For a recognized shopper, the personalization algorithm analyzes the individual’s historical views, clicks, purchases, and searches (based on inputs such as categories, products, and brands) to personalize the order in which available products are presented. If this recognized shopper looked at specific products or brands on the retailer’s website in the current session as well as in past sessions before visiting the category page, the algorithm takes into account this real-time behavior as it generates the product listing that’s the best match. For an unrecognized shopper, products are sorted based on a combination of global attributes such as top viewed, clicked, and purchased items in that category.
Both the attributes and their associated weightings can be configured to a retailer’s specific needs, and then automatically optimized using machine learning and multivariate testing. For example, if brand is critical to the retailer’s customers, brand can be added as an attribute, and weighted more heavily than other personalization attributes. Examples of personalization attributes include products, categories, and brands the shopper has viewed, clicked, and purchased in the past and/or during the current visit.
Results across diverse businesses: 2 – 5% increase in website revenue
Discover was launched on a luxury apparel retailer’s website and delivered a consistent 2 to 5% overall increase in website revenue.

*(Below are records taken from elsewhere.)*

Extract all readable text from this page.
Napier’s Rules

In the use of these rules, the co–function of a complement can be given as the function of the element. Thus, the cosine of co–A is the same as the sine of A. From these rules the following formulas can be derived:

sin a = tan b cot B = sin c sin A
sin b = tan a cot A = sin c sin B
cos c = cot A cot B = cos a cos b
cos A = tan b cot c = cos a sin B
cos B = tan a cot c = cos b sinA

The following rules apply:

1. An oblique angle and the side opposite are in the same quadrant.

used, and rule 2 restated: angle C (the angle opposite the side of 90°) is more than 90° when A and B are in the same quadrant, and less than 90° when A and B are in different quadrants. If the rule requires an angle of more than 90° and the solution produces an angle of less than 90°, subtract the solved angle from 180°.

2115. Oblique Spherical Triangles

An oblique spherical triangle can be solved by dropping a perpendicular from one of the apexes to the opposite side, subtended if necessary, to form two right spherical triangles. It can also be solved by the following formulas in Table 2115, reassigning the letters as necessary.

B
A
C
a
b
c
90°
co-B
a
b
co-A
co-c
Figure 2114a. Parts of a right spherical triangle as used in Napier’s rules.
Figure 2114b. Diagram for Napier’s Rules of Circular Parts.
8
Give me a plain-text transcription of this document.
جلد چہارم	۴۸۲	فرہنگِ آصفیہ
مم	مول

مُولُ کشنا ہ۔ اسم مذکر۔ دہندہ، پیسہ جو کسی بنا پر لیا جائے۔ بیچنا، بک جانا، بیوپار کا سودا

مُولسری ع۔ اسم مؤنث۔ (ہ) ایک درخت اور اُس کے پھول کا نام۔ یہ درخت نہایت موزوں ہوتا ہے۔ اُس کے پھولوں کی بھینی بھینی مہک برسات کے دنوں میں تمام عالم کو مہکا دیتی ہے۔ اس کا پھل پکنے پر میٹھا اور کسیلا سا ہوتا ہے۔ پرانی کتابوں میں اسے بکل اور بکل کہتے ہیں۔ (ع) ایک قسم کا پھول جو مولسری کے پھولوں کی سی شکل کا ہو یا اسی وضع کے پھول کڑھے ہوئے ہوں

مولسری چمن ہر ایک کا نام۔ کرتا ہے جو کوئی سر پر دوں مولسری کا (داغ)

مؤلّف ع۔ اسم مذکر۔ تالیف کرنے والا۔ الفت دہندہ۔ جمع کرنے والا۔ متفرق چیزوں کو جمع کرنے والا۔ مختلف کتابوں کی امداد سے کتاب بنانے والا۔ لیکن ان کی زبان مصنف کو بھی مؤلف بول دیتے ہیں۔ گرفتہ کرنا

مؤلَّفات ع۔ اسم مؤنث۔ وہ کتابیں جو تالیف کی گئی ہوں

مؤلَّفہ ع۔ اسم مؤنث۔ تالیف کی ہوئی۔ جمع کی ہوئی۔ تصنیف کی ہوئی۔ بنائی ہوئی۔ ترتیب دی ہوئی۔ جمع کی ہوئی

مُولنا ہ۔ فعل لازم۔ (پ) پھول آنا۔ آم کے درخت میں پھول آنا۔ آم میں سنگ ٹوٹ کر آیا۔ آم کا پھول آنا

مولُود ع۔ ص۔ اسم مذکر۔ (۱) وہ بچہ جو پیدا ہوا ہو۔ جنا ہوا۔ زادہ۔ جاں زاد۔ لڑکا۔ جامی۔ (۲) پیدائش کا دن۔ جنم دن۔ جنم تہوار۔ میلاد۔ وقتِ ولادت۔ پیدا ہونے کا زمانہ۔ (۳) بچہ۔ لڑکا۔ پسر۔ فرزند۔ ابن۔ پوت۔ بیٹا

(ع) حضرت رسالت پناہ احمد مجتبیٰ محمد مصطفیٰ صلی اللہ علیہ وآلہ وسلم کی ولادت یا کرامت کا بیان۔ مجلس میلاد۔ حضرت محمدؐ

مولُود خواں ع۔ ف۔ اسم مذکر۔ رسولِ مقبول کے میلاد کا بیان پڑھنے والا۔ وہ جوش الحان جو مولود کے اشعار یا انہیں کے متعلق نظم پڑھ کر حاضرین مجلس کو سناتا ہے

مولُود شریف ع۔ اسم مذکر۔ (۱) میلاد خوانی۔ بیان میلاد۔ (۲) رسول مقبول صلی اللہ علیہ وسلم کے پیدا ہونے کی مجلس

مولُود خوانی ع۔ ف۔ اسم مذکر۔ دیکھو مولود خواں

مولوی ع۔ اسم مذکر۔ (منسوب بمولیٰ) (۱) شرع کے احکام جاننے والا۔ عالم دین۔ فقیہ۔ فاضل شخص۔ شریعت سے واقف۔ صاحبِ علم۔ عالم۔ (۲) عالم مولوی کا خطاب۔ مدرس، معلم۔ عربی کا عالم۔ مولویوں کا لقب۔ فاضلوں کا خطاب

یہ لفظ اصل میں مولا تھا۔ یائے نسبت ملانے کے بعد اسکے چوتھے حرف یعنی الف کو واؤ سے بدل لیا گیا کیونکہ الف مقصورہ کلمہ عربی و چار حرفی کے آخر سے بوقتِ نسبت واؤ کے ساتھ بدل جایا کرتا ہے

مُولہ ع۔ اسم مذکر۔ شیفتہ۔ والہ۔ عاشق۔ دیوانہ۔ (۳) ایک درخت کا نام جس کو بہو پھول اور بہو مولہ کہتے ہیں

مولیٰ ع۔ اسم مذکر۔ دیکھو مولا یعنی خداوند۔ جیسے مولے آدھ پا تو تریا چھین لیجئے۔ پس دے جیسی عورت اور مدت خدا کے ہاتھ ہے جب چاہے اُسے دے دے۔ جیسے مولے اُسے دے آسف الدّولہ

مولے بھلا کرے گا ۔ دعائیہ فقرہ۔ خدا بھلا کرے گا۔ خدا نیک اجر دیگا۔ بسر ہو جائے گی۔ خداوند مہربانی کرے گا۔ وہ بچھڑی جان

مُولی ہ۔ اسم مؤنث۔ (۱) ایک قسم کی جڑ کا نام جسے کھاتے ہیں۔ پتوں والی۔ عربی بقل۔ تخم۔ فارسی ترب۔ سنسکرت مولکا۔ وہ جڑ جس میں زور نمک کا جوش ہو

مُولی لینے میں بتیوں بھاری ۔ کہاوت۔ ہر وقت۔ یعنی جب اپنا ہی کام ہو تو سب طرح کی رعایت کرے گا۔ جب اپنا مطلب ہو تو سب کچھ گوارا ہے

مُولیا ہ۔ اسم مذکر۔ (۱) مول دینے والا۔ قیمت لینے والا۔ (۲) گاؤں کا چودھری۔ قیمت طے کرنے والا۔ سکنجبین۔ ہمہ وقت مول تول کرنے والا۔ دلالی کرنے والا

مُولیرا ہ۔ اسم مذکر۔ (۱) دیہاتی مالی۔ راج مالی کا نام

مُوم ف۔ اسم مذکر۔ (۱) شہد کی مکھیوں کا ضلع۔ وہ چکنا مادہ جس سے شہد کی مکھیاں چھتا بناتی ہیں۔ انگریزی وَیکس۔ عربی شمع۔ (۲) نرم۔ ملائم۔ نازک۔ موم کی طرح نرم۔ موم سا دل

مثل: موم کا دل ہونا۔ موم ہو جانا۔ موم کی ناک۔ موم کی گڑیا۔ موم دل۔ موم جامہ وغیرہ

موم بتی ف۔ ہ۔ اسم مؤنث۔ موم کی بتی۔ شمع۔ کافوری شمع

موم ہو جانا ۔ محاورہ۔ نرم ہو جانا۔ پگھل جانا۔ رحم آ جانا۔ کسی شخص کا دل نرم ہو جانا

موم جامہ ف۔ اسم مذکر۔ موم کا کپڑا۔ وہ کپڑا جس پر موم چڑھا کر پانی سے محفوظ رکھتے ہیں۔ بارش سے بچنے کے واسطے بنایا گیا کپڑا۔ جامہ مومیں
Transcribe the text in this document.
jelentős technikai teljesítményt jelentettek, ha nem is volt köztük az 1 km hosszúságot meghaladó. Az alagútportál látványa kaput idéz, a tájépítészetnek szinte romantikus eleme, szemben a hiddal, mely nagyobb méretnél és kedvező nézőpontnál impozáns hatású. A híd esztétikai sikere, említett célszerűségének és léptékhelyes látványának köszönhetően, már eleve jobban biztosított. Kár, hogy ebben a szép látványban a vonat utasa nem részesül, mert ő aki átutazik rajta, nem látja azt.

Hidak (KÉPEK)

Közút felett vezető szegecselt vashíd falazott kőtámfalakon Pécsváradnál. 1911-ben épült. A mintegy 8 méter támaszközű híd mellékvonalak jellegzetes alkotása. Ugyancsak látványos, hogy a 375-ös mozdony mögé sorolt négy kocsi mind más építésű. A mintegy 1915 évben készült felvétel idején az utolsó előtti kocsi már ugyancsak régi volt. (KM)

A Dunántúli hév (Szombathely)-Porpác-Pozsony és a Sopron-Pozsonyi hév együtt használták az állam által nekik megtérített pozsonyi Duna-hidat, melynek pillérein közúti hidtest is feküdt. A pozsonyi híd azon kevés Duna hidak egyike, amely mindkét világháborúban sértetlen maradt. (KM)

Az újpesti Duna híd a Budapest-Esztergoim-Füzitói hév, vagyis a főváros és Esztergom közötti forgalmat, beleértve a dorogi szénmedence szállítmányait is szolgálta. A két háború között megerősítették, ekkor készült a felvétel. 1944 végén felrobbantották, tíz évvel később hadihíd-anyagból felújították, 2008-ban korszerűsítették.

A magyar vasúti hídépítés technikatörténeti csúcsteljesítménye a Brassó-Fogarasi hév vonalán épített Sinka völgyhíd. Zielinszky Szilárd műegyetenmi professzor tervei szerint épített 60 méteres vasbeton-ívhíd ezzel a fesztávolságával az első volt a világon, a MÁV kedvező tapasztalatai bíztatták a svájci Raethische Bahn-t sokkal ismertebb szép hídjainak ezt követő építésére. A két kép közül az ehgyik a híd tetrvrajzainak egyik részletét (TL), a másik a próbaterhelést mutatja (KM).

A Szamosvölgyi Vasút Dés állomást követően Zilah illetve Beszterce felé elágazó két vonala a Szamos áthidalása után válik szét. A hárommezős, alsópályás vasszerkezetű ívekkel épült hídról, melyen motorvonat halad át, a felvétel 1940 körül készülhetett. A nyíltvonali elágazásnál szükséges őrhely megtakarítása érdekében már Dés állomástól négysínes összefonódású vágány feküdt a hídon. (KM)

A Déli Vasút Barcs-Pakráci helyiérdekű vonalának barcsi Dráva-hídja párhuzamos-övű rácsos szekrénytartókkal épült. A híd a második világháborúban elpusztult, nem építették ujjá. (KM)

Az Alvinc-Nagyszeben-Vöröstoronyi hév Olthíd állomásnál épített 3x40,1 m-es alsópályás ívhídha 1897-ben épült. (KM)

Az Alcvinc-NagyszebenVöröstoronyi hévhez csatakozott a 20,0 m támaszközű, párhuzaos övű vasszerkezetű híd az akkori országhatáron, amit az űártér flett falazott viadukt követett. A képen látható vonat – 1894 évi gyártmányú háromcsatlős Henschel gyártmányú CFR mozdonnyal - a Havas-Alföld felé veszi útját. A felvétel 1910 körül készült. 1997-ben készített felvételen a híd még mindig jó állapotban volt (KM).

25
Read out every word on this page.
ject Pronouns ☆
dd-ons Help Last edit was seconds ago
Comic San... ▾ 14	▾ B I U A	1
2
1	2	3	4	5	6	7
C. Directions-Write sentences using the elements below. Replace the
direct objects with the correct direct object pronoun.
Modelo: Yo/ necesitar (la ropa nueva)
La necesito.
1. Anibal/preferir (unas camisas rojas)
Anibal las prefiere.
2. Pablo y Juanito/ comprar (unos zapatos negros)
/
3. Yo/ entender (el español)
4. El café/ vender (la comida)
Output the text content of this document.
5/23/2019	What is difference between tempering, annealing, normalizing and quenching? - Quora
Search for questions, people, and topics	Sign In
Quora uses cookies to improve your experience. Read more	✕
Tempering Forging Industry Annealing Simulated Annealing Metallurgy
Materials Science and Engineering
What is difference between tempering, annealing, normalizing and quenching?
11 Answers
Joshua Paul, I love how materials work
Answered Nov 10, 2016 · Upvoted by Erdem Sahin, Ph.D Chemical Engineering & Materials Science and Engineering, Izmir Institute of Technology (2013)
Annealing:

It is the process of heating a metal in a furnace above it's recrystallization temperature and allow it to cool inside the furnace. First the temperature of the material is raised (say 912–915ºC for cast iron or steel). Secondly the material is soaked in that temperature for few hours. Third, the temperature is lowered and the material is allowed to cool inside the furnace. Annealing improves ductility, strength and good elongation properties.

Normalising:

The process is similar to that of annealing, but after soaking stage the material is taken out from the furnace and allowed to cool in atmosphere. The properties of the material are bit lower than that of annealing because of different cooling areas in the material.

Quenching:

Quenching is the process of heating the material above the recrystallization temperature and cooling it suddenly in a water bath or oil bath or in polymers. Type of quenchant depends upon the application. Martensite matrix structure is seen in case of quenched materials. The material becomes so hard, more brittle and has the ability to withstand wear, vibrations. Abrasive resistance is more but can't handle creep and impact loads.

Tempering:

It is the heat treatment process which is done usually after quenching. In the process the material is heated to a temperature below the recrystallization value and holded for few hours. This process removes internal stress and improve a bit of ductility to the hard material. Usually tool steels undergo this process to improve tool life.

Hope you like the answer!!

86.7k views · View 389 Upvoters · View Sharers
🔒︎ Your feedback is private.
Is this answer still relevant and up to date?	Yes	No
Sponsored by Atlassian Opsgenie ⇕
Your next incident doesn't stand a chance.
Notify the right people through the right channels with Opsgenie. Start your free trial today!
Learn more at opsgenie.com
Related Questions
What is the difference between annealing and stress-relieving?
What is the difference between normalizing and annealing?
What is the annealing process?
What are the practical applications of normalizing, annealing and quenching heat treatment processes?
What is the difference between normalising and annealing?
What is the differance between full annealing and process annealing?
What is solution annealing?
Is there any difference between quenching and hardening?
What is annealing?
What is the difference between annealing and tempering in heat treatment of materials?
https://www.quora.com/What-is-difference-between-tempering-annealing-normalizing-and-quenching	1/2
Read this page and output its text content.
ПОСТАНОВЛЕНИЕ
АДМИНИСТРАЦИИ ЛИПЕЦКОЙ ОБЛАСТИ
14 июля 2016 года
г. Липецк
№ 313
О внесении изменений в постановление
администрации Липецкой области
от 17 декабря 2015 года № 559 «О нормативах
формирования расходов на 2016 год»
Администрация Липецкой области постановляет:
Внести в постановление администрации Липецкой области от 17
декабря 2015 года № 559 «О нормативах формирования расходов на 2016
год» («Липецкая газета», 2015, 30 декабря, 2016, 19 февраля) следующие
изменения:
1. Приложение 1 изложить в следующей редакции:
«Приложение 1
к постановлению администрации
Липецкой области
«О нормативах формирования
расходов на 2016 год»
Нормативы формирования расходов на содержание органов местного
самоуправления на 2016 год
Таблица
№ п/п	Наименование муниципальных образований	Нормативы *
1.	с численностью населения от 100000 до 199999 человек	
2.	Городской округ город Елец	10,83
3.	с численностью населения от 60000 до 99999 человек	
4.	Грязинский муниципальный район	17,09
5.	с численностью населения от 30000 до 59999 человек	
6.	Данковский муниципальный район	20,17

It receives C-suite visibility and its continued strong performance has since shifted the retailer’s business strategy and prioritization; they have accelerated its deployment to their other online retail stores.
Discover was also launched on the retailer’s outlet and exceeded performance expectations with a 5%+ average increase in website revenue. Within a couple of weeks, the retailer had 100% of the outlet site traffic enabled for Discover.
Presenting shoppers with a concise listing of the right products quickly is paramount. How long it takes shoppers to see relevant recommendations can mean the difference between conversion and an abandoned cart.
What is the most expedient way to help shoppers find what they seek? By satisfying the customer’s agenda through algorithm-driven personalization. The outcome is dynamically generated, personalized product lists—clearly relevant to that specific individual—built on a customer’s past and current shopping behaviors.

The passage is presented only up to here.